The coronavirus emergency is shining a light into every corner of society, and it is showing how rotten the system is.
Boris Johnson said, “I must level with the British public: many more families are going to lose loved ones before their time.” This is not a statement of inevitability. It is a political choice by the Tories to allow people—especially older, vulnerable, disabled and poor people—to die.
The creation of “herd immunity” that the Tories want means allowing around two thirds of society to be infected. That means mass deaths.
Chris Whitty, the chief medical officer, said that worst-case scenario planning projected that 80 percent of the country would contract the virus, with a 1 percent mortality rate. This equates to more than 500,000 deaths.
Such callous calculation has to be fought now. We need emergency action that pushes aside the priorities of big business and profit and puts people first.
Mass testing, quarantining of those who have the virus, following up of contacts and the reduction of unnecessary social interaction can sharply reduce the scale of the virus’s spread.
The basic shift has to be away from all the normal activities that are dictated by the corporations and the market. We have, in effect, to suspend capitalism.
All production and services that are not essential should be shut down and resources transferred to the necessary societal offensive against coronavirus. We have to force the government to take action, but crucial decisions about what is essential should be the result of discussion among ordinary people. Self-organisation and solidarity are essential to getting us through this crisis.
Workers and students, for example, need to shut down the universities.
Nobody who is ill or self-isolating must be left uncared for or without food.
Every worker must have their full pay or benefits guaranteed by the government. We have had a decade of handouts to the banks and the big firms. Now we need money delivered into the pockets and the bank accounts of working class people.

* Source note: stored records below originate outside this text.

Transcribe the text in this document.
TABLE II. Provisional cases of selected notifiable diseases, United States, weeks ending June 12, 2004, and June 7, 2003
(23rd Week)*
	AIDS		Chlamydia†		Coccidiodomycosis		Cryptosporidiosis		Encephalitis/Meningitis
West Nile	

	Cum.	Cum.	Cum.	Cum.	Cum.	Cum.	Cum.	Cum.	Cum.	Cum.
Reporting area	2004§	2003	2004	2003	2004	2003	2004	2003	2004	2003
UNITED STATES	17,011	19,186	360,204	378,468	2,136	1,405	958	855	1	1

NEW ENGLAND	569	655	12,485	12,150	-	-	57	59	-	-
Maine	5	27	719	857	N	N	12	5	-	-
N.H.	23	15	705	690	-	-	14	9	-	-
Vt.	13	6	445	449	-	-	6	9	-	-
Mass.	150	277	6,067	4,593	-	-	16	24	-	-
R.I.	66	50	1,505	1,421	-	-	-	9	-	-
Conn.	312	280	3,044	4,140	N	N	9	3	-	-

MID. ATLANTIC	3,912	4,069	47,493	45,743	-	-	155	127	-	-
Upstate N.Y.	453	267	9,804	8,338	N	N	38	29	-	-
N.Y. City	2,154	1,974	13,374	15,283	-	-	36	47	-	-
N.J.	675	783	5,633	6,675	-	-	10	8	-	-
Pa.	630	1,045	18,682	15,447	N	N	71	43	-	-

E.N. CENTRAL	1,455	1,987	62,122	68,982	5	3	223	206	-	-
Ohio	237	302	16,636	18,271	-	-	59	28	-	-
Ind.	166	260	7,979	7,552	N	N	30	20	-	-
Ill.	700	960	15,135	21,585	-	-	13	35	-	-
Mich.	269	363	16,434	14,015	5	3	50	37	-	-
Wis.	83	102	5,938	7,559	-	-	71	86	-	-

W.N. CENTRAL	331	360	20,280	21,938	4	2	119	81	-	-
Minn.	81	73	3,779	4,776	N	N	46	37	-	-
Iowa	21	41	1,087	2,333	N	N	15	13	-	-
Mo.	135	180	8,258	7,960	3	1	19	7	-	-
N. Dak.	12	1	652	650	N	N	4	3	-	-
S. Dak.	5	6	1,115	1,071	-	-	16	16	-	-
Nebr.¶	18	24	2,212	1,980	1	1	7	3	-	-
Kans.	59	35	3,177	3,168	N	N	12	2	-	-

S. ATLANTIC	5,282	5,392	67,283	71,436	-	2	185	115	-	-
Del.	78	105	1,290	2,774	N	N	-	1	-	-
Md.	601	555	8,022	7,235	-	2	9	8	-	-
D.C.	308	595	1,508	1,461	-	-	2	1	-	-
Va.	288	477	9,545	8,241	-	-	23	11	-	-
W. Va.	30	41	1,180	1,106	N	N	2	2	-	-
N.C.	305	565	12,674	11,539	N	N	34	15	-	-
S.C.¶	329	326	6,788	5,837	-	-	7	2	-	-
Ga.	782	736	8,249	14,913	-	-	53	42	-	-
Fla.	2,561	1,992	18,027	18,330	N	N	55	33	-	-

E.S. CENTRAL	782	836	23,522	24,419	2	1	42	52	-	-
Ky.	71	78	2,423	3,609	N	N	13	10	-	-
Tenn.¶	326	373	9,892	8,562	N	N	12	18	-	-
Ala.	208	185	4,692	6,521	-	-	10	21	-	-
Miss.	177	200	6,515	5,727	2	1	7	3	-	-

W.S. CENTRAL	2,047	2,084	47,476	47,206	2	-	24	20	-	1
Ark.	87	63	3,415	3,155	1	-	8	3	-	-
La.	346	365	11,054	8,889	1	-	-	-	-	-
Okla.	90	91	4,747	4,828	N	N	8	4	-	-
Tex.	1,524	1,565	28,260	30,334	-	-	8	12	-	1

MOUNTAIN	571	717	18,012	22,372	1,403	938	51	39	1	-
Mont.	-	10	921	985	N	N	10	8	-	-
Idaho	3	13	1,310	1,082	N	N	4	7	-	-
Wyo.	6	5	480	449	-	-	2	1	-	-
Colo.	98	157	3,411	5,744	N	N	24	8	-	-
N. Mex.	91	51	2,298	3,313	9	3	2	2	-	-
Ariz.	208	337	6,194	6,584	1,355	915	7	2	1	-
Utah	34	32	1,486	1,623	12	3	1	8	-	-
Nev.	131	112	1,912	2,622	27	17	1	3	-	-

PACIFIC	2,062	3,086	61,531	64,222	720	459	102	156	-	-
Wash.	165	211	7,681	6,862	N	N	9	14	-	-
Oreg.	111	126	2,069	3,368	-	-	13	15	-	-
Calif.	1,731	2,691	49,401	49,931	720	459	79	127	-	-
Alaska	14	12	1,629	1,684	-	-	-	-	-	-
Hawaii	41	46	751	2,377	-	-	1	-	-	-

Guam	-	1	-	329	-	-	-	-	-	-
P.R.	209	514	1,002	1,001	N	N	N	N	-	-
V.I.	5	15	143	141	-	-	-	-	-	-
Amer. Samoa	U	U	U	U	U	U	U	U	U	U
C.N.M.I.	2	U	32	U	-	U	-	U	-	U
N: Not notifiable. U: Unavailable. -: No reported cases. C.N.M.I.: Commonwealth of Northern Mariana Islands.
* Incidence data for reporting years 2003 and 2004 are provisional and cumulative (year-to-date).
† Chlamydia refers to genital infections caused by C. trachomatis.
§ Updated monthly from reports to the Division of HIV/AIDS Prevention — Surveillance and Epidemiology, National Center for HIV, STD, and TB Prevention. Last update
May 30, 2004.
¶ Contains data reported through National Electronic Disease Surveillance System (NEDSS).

The money is there. For example, the government could simply give every adult in Britain £2,000. That would cost £104 billion. Impossible? The quantitative easing programme for the banks since 2009 has cost £450 billion.
Rents and mortgage payments should be suspended.
In some areas people are already moving to set up mutual aid groups to make sure nobody is left behind by the abject failure of the government. We need these sorts of initiatives more widely—and they must be funded by councils and the government.
In every workplace trade unions should initiate meetings to discuss what’s needed and how to win it. These should be for every worker, not just union members, and they should then reach out to other groups such as community and faith organisations.